More savy science practitioners recognize that competition exists and attempt to best others by working harder and spending longer hours in the lab. For example, some of us spend an enormous amount of time writing proposals (usually for only one or two years of funding). I know some scientists who routinely submit five to ten proposals per year in order to get one or two funded. That time could have been spent writing papers, of course. Is there a blue ocean strategy that reduces or eliminates competition for research funding? That may seem like a nutty question. Of course scientists have to compete for funding. Or do they?

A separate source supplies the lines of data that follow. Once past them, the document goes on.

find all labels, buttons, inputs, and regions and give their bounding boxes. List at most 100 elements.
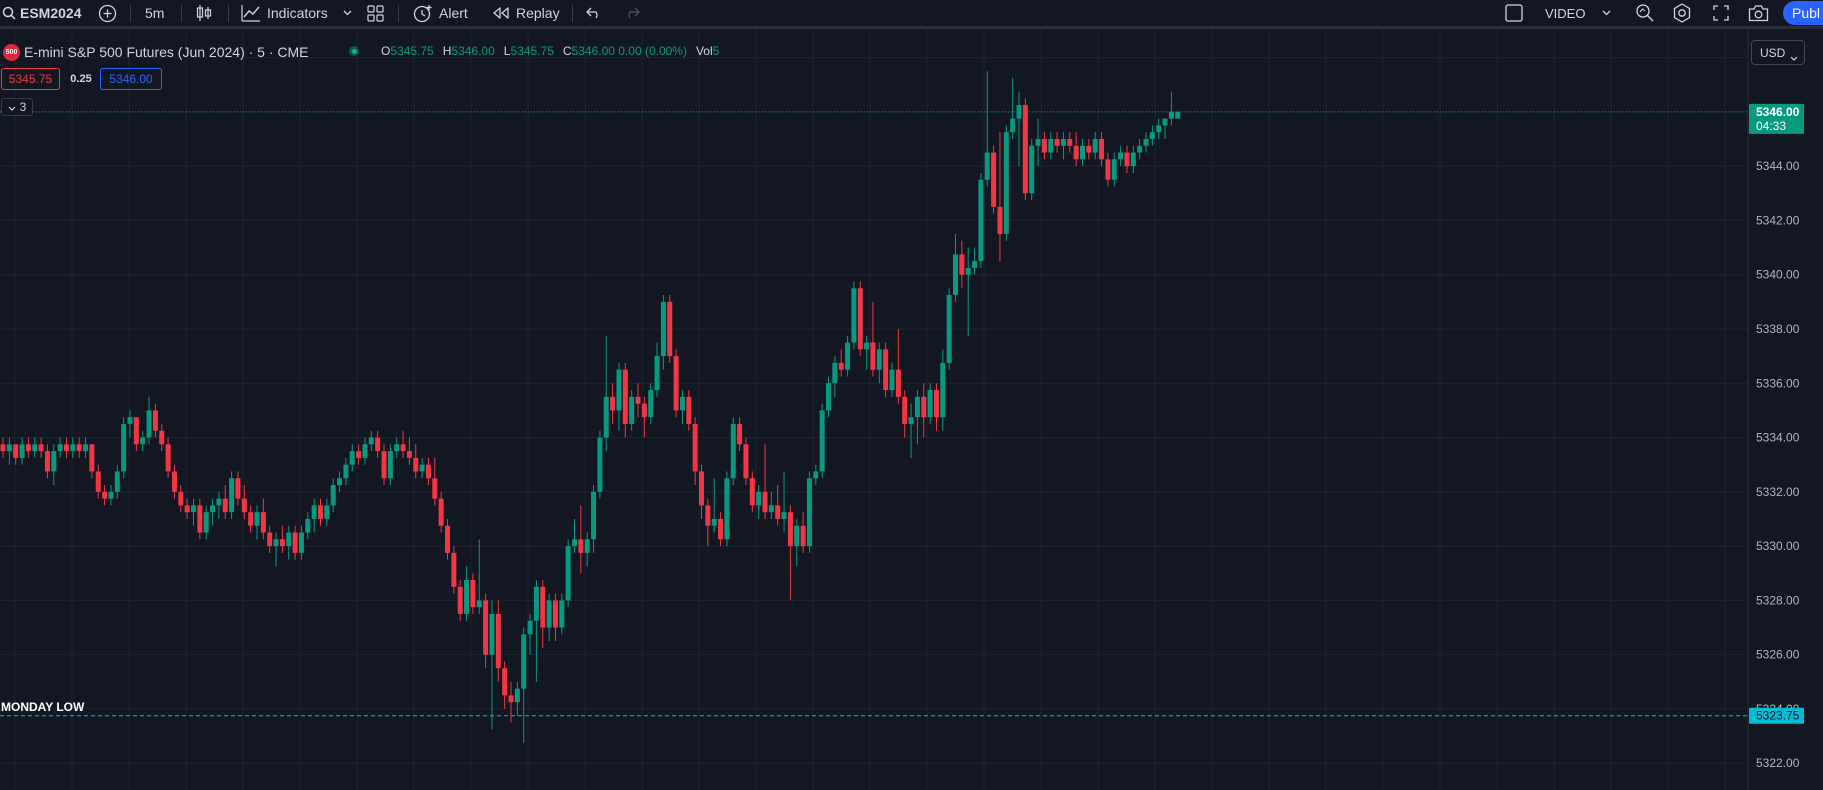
candle-body (140, 437, 146, 445)
quick-search-button[interactable] (1635, 0, 1655, 26)
market-status-icon[interactable] (349, 46, 359, 56)
candle-body (381, 451, 387, 479)
price-chart[interactable]: 5322.005324.005326.005328.005330.005332.… (0, 29, 1823, 790)
candle-body (6, 444, 12, 452)
buy-price-button[interactable]: 5346.00 (100, 68, 162, 90)
candle-body (838, 362, 844, 370)
publish-button[interactable]: Publ (1783, 1, 1823, 25)
price-axis[interactable]: 5322.005324.005326.005328.005330.005332.… (1756, 51, 1800, 771)
chevron-down-icon (1602, 10, 1611, 16)
candle-body (870, 342, 876, 370)
candle-body (1111, 159, 1117, 180)
candle (667, 295, 673, 363)
bar-countdown: 04:33 (1756, 119, 1786, 133)
candle-body (273, 539, 279, 547)
candle-body (1035, 138, 1041, 146)
candle-body (927, 390, 933, 418)
candle-body (445, 525, 450, 553)
candle-body (241, 498, 247, 513)
symbol-legend[interactable]: 500 E-mini S&P 500 Futures (Jun 2024) · … (0, 42, 309, 62)
candle (1149, 125, 1155, 146)
candle (959, 240, 965, 289)
select-checkbox[interactable] (1505, 0, 1523, 26)
candle (70, 437, 76, 458)
candle (184, 498, 190, 519)
candle (870, 301, 876, 377)
toolbar-divider (572, 5, 573, 22)
candle (559, 593, 565, 635)
candle-body (286, 532, 292, 547)
candle (152, 403, 158, 438)
candle (406, 437, 412, 465)
candle (902, 390, 908, 438)
symbol-logo-icon: 500 (3, 43, 20, 61)
candle-body (787, 512, 793, 547)
candle (565, 539, 571, 608)
candle (51, 444, 57, 486)
candle-body (756, 491, 762, 506)
candle-body (1048, 138, 1054, 153)
interval-label: 5m (145, 5, 165, 21)
candle-body (1092, 138, 1098, 153)
redo-button[interactable] (624, 0, 640, 26)
indicators-button[interactable]: Indicators (241, 0, 328, 26)
undo-button[interactable] (586, 0, 602, 26)
candle-body (641, 403, 647, 418)
candle (686, 390, 692, 431)
candle (387, 444, 393, 486)
candle (44, 444, 50, 479)
candle-body (1022, 105, 1028, 194)
candle-body (191, 505, 196, 513)
interval-button[interactable]: 5m (145, 0, 164, 26)
candle (718, 512, 724, 547)
candle-body (857, 288, 863, 350)
candle-body (413, 457, 419, 472)
candle-body (1029, 145, 1035, 194)
chart-type-button[interactable] (196, 0, 212, 26)
sell-price-button[interactable]: 5345.75 (1, 68, 60, 90)
candle (857, 281, 863, 357)
candle (0, 437, 6, 458)
video-button[interactable]: VIDEO (1545, 0, 1585, 26)
price-tick-label: 5322.00 (1756, 756, 1800, 770)
indicators-menu-button[interactable] (343, 0, 352, 26)
candle (775, 485, 781, 526)
candle-body (845, 342, 851, 370)
candle-body (400, 444, 406, 452)
fullscreen-button[interactable] (1713, 0, 1729, 26)
candle (660, 295, 666, 370)
candle-body (248, 512, 254, 526)
candle-body (692, 423, 698, 472)
candle (1003, 125, 1009, 241)
symbol-search-button[interactable]: ESM2024 (2, 0, 81, 26)
collapse-indicators-button[interactable]: 3 (1, 98, 33, 116)
add-symbol-button[interactable] (98, 0, 117, 26)
candle (819, 403, 825, 479)
candle (254, 505, 260, 540)
indicators-icon (241, 4, 261, 22)
candle (1022, 98, 1028, 201)
candle-body (57, 444, 63, 452)
candle (654, 342, 660, 397)
candle (806, 471, 812, 553)
candle (368, 430, 374, 452)
alert-button[interactable]: Alert (413, 0, 468, 26)
candle-body (133, 417, 139, 445)
candle-body (432, 478, 438, 499)
video-label: VIDEO (1545, 5, 1586, 21)
candle (629, 390, 635, 431)
candle-body (629, 396, 635, 424)
candle (927, 383, 933, 424)
candle-body (572, 539, 577, 547)
candle (400, 430, 406, 458)
layouts-button[interactable] (367, 0, 384, 26)
candle (1067, 132, 1073, 153)
currency-select[interactable]: USD (1751, 40, 1805, 65)
settings-button[interactable] (1672, 0, 1692, 26)
video-menu-button[interactable] (1602, 0, 1611, 26)
snapshot-button[interactable] (1748, 0, 1769, 26)
candles-icon (196, 4, 212, 22)
replay-button[interactable]: Replay (492, 0, 560, 26)
candle-body (1073, 145, 1079, 160)
candle (197, 498, 203, 540)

One blue ocean solution that a few scientists have discovered is to self-fund their research. I wrote about this idea in an earlier post. These researchers essentially donate a portion of their income to keep their labs running. Some started doing it when funding temporarily dried up and continued the practice. They set aside some of their income to cover research expenses or did a bit of consulting on the side and used that income to fund their research and that of graduate students. The advantage is that they no longer compete with other scientists for funding, they don't suffer the indignity of having reviewers and panelists bashing (or stealing) their ideas, they don't give up part of the funds to overhead, and they can research whatever topics they fancy. The disadvantage, of course, is using personal income and losing the "prestige" that comes with grants. This would not work for everyone, but could be a blue ocean strategy for some. It might be a temporary solution to get you through a difficult patch, rather than a long-term strategy. I offer this example because it's an approach that most scientists never consider and is a perfect example of a blue ocean strategy.
Another idea is to target sources of funding in which you may be more competitive or in which the total competition is small. This is an obvious suggestion, but one that is sometimes overlooked. Instead of going after NSF or NIH funding (a red ocean), for example, look for other funding sources with less competition or in which your proposal stands out. I once got a fellowship by applying to a funding source that did not get many ecologists applying--thus, my application stood out. Smaller grants, especially those with limited eligibility, are sometimes easier to get than the usual research grant. Career advancement fellowships for women and minorities, for example, are available from government agencies and private foundations. To make these decisions, you must have a really good idea of your competitive profile (more about this later).
These are just a few ideas for creating a blue ocean strategy for a science career. The point is to create a space for yourself to do science in which you make the competition irrelevant. You can probably think of other ideas that would work for you and your situation. In the next posts, we'll look at some other strategies as well as additional criteria that tell you whether your blue ocean ideas are viable.